Jak podkreślił, "przed tą decyzją wsłuchaliśmy się w liczne głosy środowiska wędkarzy i rybaków, a także opinie naukowców i odpowiednich służb".
Zakaz amatorskiego połowu ryb, na całym zachodniopomorskim odcinku Odry oraz na Jeziorze Portowym, obowiązywał od 13 sierpnia. Uchwałę, w trybie pilnym, podjął Zarząd Województwa Zachodniopomorskiego.
"Nie oznacza to jednak końca naszej walki o czystą Odrę. Rybie należy dać możliwość przemieszczania się w górę rzeki. Niezbędne będą kontrolne połowy oraz analiza ekosystemu, aż do momentu intensywniejszego korzystania z rzeki. W tej sprawie będę kontynuował spotkania ze specjalistami" – dodał Geblewicz.

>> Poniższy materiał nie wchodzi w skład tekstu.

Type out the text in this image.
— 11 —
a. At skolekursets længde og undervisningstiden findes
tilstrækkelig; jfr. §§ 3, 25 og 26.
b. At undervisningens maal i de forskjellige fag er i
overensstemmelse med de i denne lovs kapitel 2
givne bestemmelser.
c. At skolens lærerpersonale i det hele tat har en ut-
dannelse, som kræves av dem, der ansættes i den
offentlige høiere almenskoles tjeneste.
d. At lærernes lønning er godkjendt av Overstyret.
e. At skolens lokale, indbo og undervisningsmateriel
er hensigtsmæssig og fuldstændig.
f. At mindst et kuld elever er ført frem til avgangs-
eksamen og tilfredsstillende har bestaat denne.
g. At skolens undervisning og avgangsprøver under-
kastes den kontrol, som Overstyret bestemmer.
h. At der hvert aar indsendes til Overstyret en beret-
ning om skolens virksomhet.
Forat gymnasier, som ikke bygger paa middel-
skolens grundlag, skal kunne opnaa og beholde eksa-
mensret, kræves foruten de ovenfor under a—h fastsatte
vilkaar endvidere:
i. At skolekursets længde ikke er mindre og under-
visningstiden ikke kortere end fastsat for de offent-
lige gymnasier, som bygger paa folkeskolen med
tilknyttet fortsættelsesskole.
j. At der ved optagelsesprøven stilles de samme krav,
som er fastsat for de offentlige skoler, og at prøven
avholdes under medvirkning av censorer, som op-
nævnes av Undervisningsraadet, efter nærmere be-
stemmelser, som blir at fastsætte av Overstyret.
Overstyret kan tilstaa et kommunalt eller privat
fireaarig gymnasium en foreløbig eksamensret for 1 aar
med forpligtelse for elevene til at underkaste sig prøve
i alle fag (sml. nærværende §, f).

Pierwotnie zakaz miał obowiązywać do 30 września. Związany był z katastrofą ekologiczną na Odrze, do której doszło w lipcu. Jej efektem było masowe wymieranie ryb w Odrze. Łącznie z rzeki w województwach opolskim, dolnośląskim, lubuskim i zachodniopomorskim wyłowiono kilkaset ton śniętych ryb. Naukowcy z PAN przyznali, że potencjalnych przyczyn katastrofy może być kilka. W opublikowanym kilka dni temu raporcie wskazują m.in. na długotrwały, bardzo niski stan wody, który zwiększył wrażliwość rzeki na dopływające do niej zanieczyszczania.
Drugim czynnikiem, na który wskazali, są zrzuty ścieków zawierające związki biogenne, zwłaszcza azot i fosfor, które są niezbędne dla wzrostu fitoplanktonu i znacznie przyspieszają ten proces oraz zrzuty zasolonych wód przemysłowych lub kopalnianych, które mogły być bezpośrednią przyczyną namnożenia tzw. złotych alg, wytwarzających toksyny zabójcze dla ryb i innej fauny oddychającej skrzelami.
Kolejnym wskazanym czynnikiem było uwolnienie dodatkowego ładunku biogenów, metali ciężkich i innych zanieczyszczeń zgromadzonych przez dziesięciolecia w osadach dennych w wyniku prac utrzymaniowych na rzece oraz niskiego stanu wody, co skutkuje zruszeniem podłoża przy nawet mniej intensywnym ruchu wodnym.